Bone, Global Terkini- Temuan dugaan tumpang tindih anggaran internet di Kabupaten Bone semakin menguat setelah sejumlah kepala Organisasi Perangkat Daerah (OPD) mengakui tetap berlangganan internet secara mandiri.
Sebelumnya, Dinas Komunikasi, Informatika dan Persandian (Kominfo) telah menganggarkan biaya langganan internet sebesar Rp1 miliar dan diklaim untuk seluruh OPD dan Kecamatan.
Namun fakta lapangan menunjukkan kondisi berbeda.
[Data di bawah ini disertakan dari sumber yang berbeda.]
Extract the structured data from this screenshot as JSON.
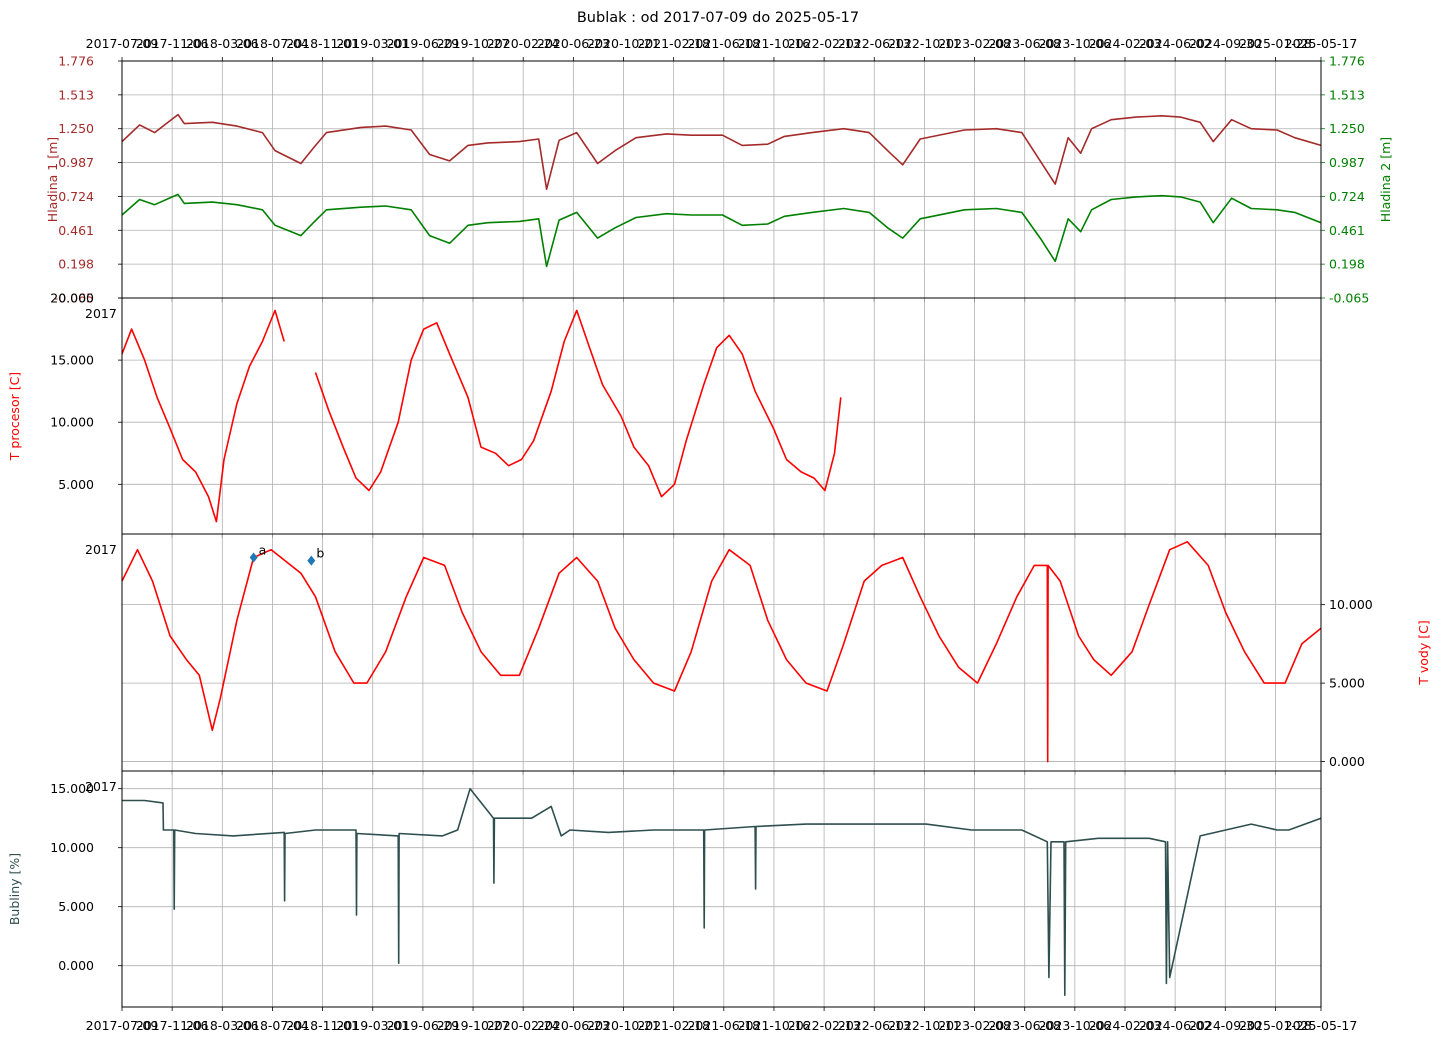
{
  "figure": {
    "title": "Bublak : od 2017-07-09 do 2025-05-17"
  },
  "time_axis": {
    "tick_labels": [
      "2017-07-09",
      "2017-11-06",
      "2018-03-06",
      "2018-07-04",
      "2018-11-01",
      "2019-03-01",
      "2019-06-29",
      "2019-10-27",
      "2020-02-24",
      "2020-06-23",
      "2020-10-21",
      "2021-02-18",
      "2021-06-18",
      "2021-10-16",
      "2022-02-13",
      "2022-06-13",
      "2022-10-11",
      "2023-02-08",
      "2023-06-08",
      "2023-10-06",
      "2024-02-03",
      "2024-06-02",
      "2024-09-30",
      "2025-01-28",
      "2025-05-17"
    ],
    "tick_dates": [
      "2017-07-09",
      "2017-11-06",
      "2018-03-06",
      "2018-07-04",
      "2018-11-01",
      "2019-03-01",
      "2019-06-29",
      "2019-10-27",
      "2020-02-24",
      "2020-06-23",
      "2020-10-21",
      "2021-02-18",
      "2021-06-18",
      "2021-10-16",
      "2022-02-13",
      "2022-06-13",
      "2022-10-11",
      "2023-02-08",
      "2023-06-08",
      "2023-10-06",
      "2024-02-03",
      "2024-06-02",
      "2024-09-30",
      "2025-01-28",
      "2025-05-17"
    ],
    "range": [
      "2017-07-09",
      "2025-05-17"
    ]
  },
  "chart_data": [
    {
      "type": "line",
      "title": "",
      "ylabel": "Hladina 1 [m]",
      "ylabel_right": "Hladina 2 [m]",
      "ylim": [
        -0.065,
        1.776
      ],
      "yticks": [
        "-0.065",
        "0.198",
        "0.461",
        "0.724",
        "0.987",
        "1.250",
        "1.513",
        "1.776"
      ],
      "yticks_right": [
        "-0.065",
        "0.198",
        "0.461",
        "0.724",
        "0.987",
        "1.250",
        "1.513",
        "1.776"
      ],
      "grid": true,
      "series": [
        {
          "color": "#a52a2a",
          "x": [
            "2017-07-09",
            "2017-08-20",
            "2017-09-25",
            "2017-11-20",
            "2017-12-05",
            "2018-02-10",
            "2018-04-10",
            "2018-06-10",
            "2018-07-10",
            "2018-09-10",
            "2018-10-10",
            "2018-11-10",
            "2019-02-01",
            "2019-04-01",
            "2019-06-01",
            "2019-07-15",
            "2019-09-01",
            "2019-10-15",
            "2019-12-01",
            "2020-02-15",
            "2020-04-01",
            "2020-04-20",
            "2020-05-20",
            "2020-07-01",
            "2020-08-20",
            "2020-10-01",
            "2020-11-20",
            "2021-02-01",
            "2021-04-01",
            "2021-06-15",
            "2021-08-01",
            "2021-10-01",
            "2021-11-10",
            "2022-01-15",
            "2022-04-01",
            "2022-06-01",
            "2022-07-15",
            "2022-08-20",
            "2022-10-01",
            "2023-01-15",
            "2023-04-01",
            "2023-06-01",
            "2023-07-15",
            "2023-08-20",
            "2023-09-20",
            "2023-10-20",
            "2023-11-15",
            "2024-01-01",
            "2024-03-01",
            "2024-05-01",
            "2024-06-15",
            "2024-08-01",
            "2024-09-01",
            "2024-10-15",
            "2024-12-01",
            "2025-02-01",
            "2025-03-15",
            "2025-05-17"
          ],
          "y": [
            1.15,
            1.28,
            1.22,
            1.36,
            1.29,
            1.3,
            1.27,
            1.22,
            1.08,
            0.98,
            1.1,
            1.22,
            1.26,
            1.27,
            1.24,
            1.05,
            1.0,
            1.12,
            1.14,
            1.15,
            1.17,
            0.78,
            1.16,
            1.22,
            0.98,
            1.08,
            1.18,
            1.21,
            1.2,
            1.2,
            1.12,
            1.13,
            1.19,
            1.22,
            1.25,
            1.22,
            1.08,
            0.97,
            1.17,
            1.24,
            1.25,
            1.22,
            1.0,
            0.82,
            1.18,
            1.06,
            1.25,
            1.32,
            1.34,
            1.35,
            1.34,
            1.3,
            1.15,
            1.32,
            1.25,
            1.24,
            1.18,
            1.12
          ]
        },
        {
          "color": "#008000",
          "x": [
            "2017-07-09",
            "2017-08-20",
            "2017-09-25",
            "2017-11-20",
            "2017-12-05",
            "2018-02-10",
            "2018-04-10",
            "2018-06-10",
            "2018-07-10",
            "2018-09-10",
            "2018-10-10",
            "2018-11-10",
            "2019-02-01",
            "2019-04-01",
            "2019-06-01",
            "2019-07-15",
            "2019-09-01",
            "2019-10-15",
            "2019-12-01",
            "2020-02-15",
            "2020-04-01",
            "2020-04-20",
            "2020-05-20",
            "2020-07-01",
            "2020-08-20",
            "2020-10-01",
            "2020-11-20",
            "2021-02-01",
            "2021-04-01",
            "2021-06-15",
            "2021-08-01",
            "2021-10-01",
            "2021-11-10",
            "2022-01-15",
            "2022-04-01",
            "2022-06-01",
            "2022-07-15",
            "2022-08-20",
            "2022-10-01",
            "2023-01-15",
            "2023-04-01",
            "2023-06-01",
            "2023-07-15",
            "2023-08-20",
            "2023-09-20",
            "2023-10-20",
            "2023-11-15",
            "2024-01-01",
            "2024-03-01",
            "2024-05-01",
            "2024-06-15",
            "2024-08-01",
            "2024-09-01",
            "2024-10-15",
            "2024-12-01",
            "2025-02-01",
            "2025-03-15",
            "2025-05-17"
          ],
          "y": [
            0.58,
            0.7,
            0.66,
            0.74,
            0.67,
            0.68,
            0.66,
            0.62,
            0.5,
            0.42,
            0.52,
            0.62,
            0.64,
            0.65,
            0.62,
            0.42,
            0.36,
            0.5,
            0.52,
            0.53,
            0.55,
            0.18,
            0.54,
            0.6,
            0.4,
            0.48,
            0.56,
            0.59,
            0.58,
            0.58,
            0.5,
            0.51,
            0.57,
            0.6,
            0.63,
            0.6,
            0.48,
            0.4,
            0.55,
            0.62,
            0.63,
            0.6,
            0.4,
            0.22,
            0.55,
            0.45,
            0.62,
            0.7,
            0.72,
            0.73,
            0.72,
            0.68,
            0.52,
            0.71,
            0.63,
            0.62,
            0.6,
            0.52
          ]
        }
      ]
    },
    {
      "type": "line",
      "title": "",
      "ylabel": "T procesor [C]",
      "corner_label": "2017",
      "ylim": [
        1.0,
        20.0
      ],
      "yticks": [
        "5.000",
        "10.000",
        "15.000",
        "20.000"
      ],
      "grid": true,
      "series": [
        {
          "color": "#ff0000",
          "x": [
            "2017-07-09",
            "2017-08-01",
            "2017-09-01",
            "2017-10-01",
            "2017-11-01",
            "2017-12-01",
            "2018-01-01",
            "2018-02-01",
            "2018-02-20",
            "2018-03-10",
            "2018-04-10",
            "2018-05-10",
            "2018-06-10",
            "2018-07-10",
            "2018-08-01",
            "2018-09-10",
            "2018-10-15",
            "2018-11-15",
            "2018-12-20",
            "2019-01-20",
            "2019-02-20",
            "2019-03-20",
            "2019-05-01",
            "2019-06-01",
            "2019-07-01",
            "2019-08-01",
            "2019-09-01",
            "2019-10-15",
            "2019-11-15",
            "2019-12-20",
            "2020-01-20",
            "2020-02-20",
            "2020-03-20",
            "2020-05-01",
            "2020-06-01",
            "2020-07-01",
            "2020-08-01",
            "2020-09-01",
            "2020-10-15",
            "2020-11-15",
            "2020-12-20",
            "2021-01-20",
            "2021-02-20",
            "2021-03-20",
            "2021-05-01",
            "2021-06-01",
            "2021-07-01",
            "2021-08-01",
            "2021-09-01",
            "2021-10-15",
            "2021-11-15",
            "2021-12-20",
            "2022-01-20",
            "2022-02-15",
            "2022-03-10",
            "2022-03-25"
          ],
          "y": [
            15.5,
            17.5,
            15.0,
            12.0,
            9.5,
            7.0,
            6.0,
            4.0,
            2.0,
            7.0,
            11.5,
            14.5,
            16.5,
            19.0,
            16.5,
            null,
            14.0,
            11.0,
            8.0,
            5.5,
            4.5,
            6.0,
            10.0,
            15.0,
            17.5,
            18.0,
            15.5,
            12.0,
            8.0,
            7.5,
            6.5,
            7.0,
            8.5,
            12.5,
            16.5,
            19.0,
            16.0,
            13.0,
            10.5,
            8.0,
            6.5,
            4.0,
            5.0,
            8.5,
            13.0,
            16.0,
            17.0,
            15.5,
            12.5,
            9.5,
            7.0,
            6.0,
            5.5,
            4.5,
            7.5,
            12.0
          ]
        }
      ]
    },
    {
      "type": "line",
      "title": "",
      "ylabel": "T vody [C]",
      "corner_label": "2017",
      "ylim": [
        -0.6,
        14.5
      ],
      "yticks": [
        "0.000",
        "5.000",
        "10.000"
      ],
      "grid": true,
      "annotations": [
        {
          "label": "a",
          "x": "2018-05-20",
          "y": 13.0
        },
        {
          "label": "b",
          "x": "2018-10-05",
          "y": 12.8
        }
      ],
      "series": [
        {
          "color": "#ff0000",
          "x": [
            "2017-07-09",
            "2017-08-15",
            "2017-09-20",
            "2017-11-01",
            "2017-12-10",
            "2018-01-10",
            "2018-02-10",
            "2018-03-01",
            "2018-04-10",
            "2018-05-20",
            "2018-07-01",
            "2018-09-10",
            "2018-10-15",
            "2018-12-01",
            "2019-01-15",
            "2019-02-15",
            "2019-04-01",
            "2019-05-20",
            "2019-07-01",
            "2019-08-20",
            "2019-10-01",
            "2019-11-15",
            "2020-01-01",
            "2020-02-15",
            "2020-04-01",
            "2020-05-20",
            "2020-07-01",
            "2020-08-20",
            "2020-10-01",
            "2020-11-15",
            "2021-01-01",
            "2021-02-20",
            "2021-04-01",
            "2021-05-20",
            "2021-07-01",
            "2021-08-20",
            "2021-10-01",
            "2021-11-15",
            "2022-01-01",
            "2022-02-20",
            "2022-04-01",
            "2022-05-20",
            "2022-07-01",
            "2022-08-20",
            "2022-10-01",
            "2022-11-15",
            "2023-01-01",
            "2023-02-15",
            "2023-04-01",
            "2023-05-20",
            "2023-07-01",
            "2023-08-01",
            "2023-08-02",
            "2023-08-03",
            "2023-09-01",
            "2023-10-15",
            "2023-11-20",
            "2024-01-01",
            "2024-02-20",
            "2024-04-01",
            "2024-05-20",
            "2024-07-01",
            "2024-08-20",
            "2024-10-01",
            "2024-11-15",
            "2025-01-01",
            "2025-02-20",
            "2025-04-01",
            "2025-05-17"
          ],
          "y": [
            11.5,
            13.5,
            11.5,
            8.0,
            6.5,
            5.5,
            2.0,
            4.0,
            9.0,
            13.0,
            13.5,
            12.0,
            10.5,
            7.0,
            5.0,
            5.0,
            7.0,
            10.5,
            13.0,
            12.5,
            9.5,
            7.0,
            5.5,
            5.5,
            8.5,
            12.0,
            13.0,
            11.5,
            8.5,
            6.5,
            5.0,
            4.5,
            7.0,
            11.5,
            13.5,
            12.5,
            9.0,
            6.5,
            5.0,
            4.5,
            7.5,
            11.5,
            12.5,
            13.0,
            10.5,
            8.0,
            6.0,
            5.0,
            7.5,
            10.5,
            12.5,
            12.5,
            0.0,
            12.5,
            11.5,
            8.0,
            6.5,
            5.5,
            7.0,
            10.0,
            13.5,
            14.0,
            12.5,
            9.5,
            7.0,
            5.0,
            5.0,
            7.5,
            8.5
          ]
        }
      ]
    },
    {
      "type": "line",
      "title": "",
      "ylabel": "Bubliny [%]",
      "corner_label": "2017",
      "ylim": [
        -3.5,
        16.5
      ],
      "yticks": [
        "0.000",
        "5.000",
        "10.000",
        "15.000"
      ],
      "grid": true,
      "series": [
        {
          "color": "#2f4f4f",
          "x": [
            "2017-07-09",
            "2017-09-01",
            "2017-10-15",
            "2017-10-16",
            "2017-11-10",
            "2017-11-11",
            "2017-11-12",
            "2018-01-01",
            "2018-04-01",
            "2018-08-01",
            "2018-08-02",
            "2018-08-03",
            "2018-10-15",
            "2019-01-20",
            "2019-01-21",
            "2019-01-22",
            "2019-05-01",
            "2019-05-02",
            "2019-05-03",
            "2019-08-15",
            "2019-09-20",
            "2019-10-20",
            "2019-12-15",
            "2019-12-16",
            "2019-12-17",
            "2020-03-15",
            "2020-05-01",
            "2020-05-25",
            "2020-06-15",
            "2020-09-15",
            "2021-01-01",
            "2021-05-01",
            "2021-05-02",
            "2021-05-03",
            "2021-09-01",
            "2021-09-02",
            "2021-09-03",
            "2022-01-01",
            "2022-06-01",
            "2022-10-15",
            "2023-02-01",
            "2023-06-01",
            "2023-08-01",
            "2023-08-05",
            "2023-08-10",
            "2023-09-10",
            "2023-09-12",
            "2023-09-14",
            "2023-12-01",
            "2024-04-01",
            "2024-05-10",
            "2024-05-12",
            "2024-05-15",
            "2024-05-20",
            "2024-08-01",
            "2024-10-01",
            "2024-12-01",
            "2025-02-01",
            "2025-03-01",
            "2025-05-17"
          ],
          "y": [
            14.0,
            14.0,
            13.8,
            11.5,
            11.5,
            4.8,
            11.5,
            11.2,
            11.0,
            11.3,
            5.5,
            11.2,
            11.5,
            11.5,
            4.3,
            11.2,
            11.0,
            0.2,
            11.2,
            11.0,
            11.5,
            15.0,
            12.5,
            7.0,
            12.5,
            12.5,
            13.5,
            11.0,
            11.5,
            11.3,
            11.5,
            11.5,
            3.2,
            11.5,
            11.8,
            6.5,
            11.8,
            12.0,
            12.0,
            12.0,
            11.5,
            11.5,
            10.5,
            -1.0,
            10.5,
            10.5,
            -2.5,
            10.5,
            10.8,
            10.8,
            10.5,
            -1.5,
            10.5,
            -1.0,
            11.0,
            11.5,
            12.0,
            11.5,
            11.5,
            12.5
          ]
        }
      ]
    }
  ]
}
Beberapa OPD mengaku tidak bisa sepenuhnya mengandalkan jaringan yang disediakan Kominfo, sebab dinilai tidak stabil dan belum mampu memenuhi kebutuhan operasional harian.
Sekretaris Dinas Kesehatan Bone, Drg.Yusup saat dikonfirmasi secara terbuka mengakui hal tersebut.
“Harus diakui jaringan internet melalui Indihome masih jauh lebih stabil, disamping itu sangat banyak aplikasi yang kami kelola, kalau bersamaan semua akses, maka lalod.” ujarnya.
Keluhan serupa juga disampaikan Kepala Dinas Ketahanan Pangan, Andi Deny.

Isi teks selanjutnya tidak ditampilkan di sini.